We obtained simultaneous measurements of sagittal knee laxity in 12 consecutive patients after reconstruction of the anterior cruciate ligament (ACL), using the Stryker laxity tester and radiostereometric analysis (RSA). The mean anteroposterior (AP) displacement when a 90 N load was applied in both directions was 5.3 +/- 2.7 mm with RSA and 9.8 +/- 1.6 mm with the external device (p < 0.001).

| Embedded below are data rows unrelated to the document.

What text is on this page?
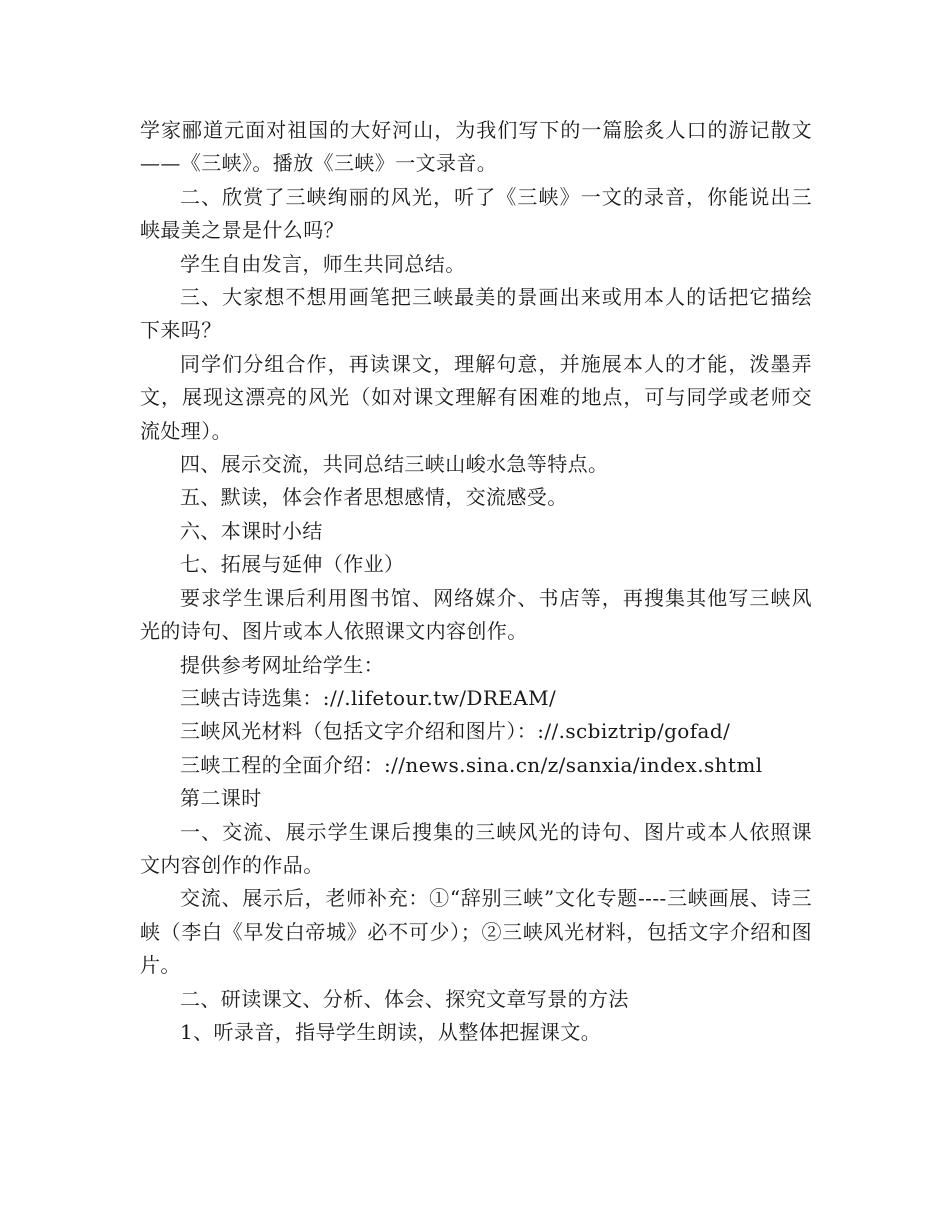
学家郦道元面对祖国的大好河山，为我们写下的一篇脍炙人口的游记散文——《三峡》。播放《三峡》一文录音。

二、欣赏了三峡绚丽的风光，听了《三峡》一文的录音，你能说出三峡最美之景是什么吗？

学生自由发言，师生共同总结。

三、大家想不想用画笔把三峡最美的景画出来或用本人的话把它描绘下来吗？

同学们分组合作，再读课文，理解句意，并施展本人的才能，泼墨弄文，展现这漂亮的风光（如对课文理解有困难的地点，可与同学或老师交流处理）。

四、展示交流，共同总结三峡山峻水急等特点。

五、默读，体会作者思想感情，交流感受。

六、本课时小结

七、拓展与延伸（作业）

要求学生课后利用图书馆、网络媒介、书店等，再搜集其他写三峡风光的诗句、图片或本人依照课文内容创作。

提供参考网址给学生：

三峡古诗选集：://.lifetour.tw/DREAM/

三峡风光材料（包括文字介绍和图片）：://.scbiztrip/gofad/

三峡工程的全面介绍：://news.sina.cn/z/sanxia/index.shtml

第二课时

一、交流、展示学生课后搜集的三峡风光的诗句、图片或本人依照课文内容创作的作品。

交流、展示后，老师补充：①“辞别三峡”文化专题----三峡画展、诗三峡（李白《早发白帝城》必不可少）；②三峡风光材料，包括文字介绍和图片。

二、研读课文、分析、体会、探究文章写景的方法

1、听录音，指导学生朗读，从整体把握课文。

The corresponding measurements at a load of 180 N were 5.7 +/- 2.4 mm and 13.8 +/- 3.7 mm, respectively (p < 0.001). More than 50% of the sagittal knee movement, as measured by the external device at a load of 180 N, was not true femorotibial displacement of the joint but was due to soft-tissue deformation.
我们使用史赛克松弛度测试仪和放射立体测量分析(RSA),对12例连续的前交叉韧带(ACL)重建术后患者的膝关节矢状面松弛度进行了同步测量。在两个方向施加90 N负荷时,RSA测量的平均前后(AP)位移为5.3±2.7 mm,外部设备测量的为9.8±1.6 mm(p<0.001)。在180 N负荷下的相应测量值分别为5.7±2.4 mm和13.8±3.7 mm(p<0.001)。在180 N负荷下,通过外部设备测量,超过50%的膝关节矢状面运动并非关节真正的股胫位移,而是由于软组织变形所致。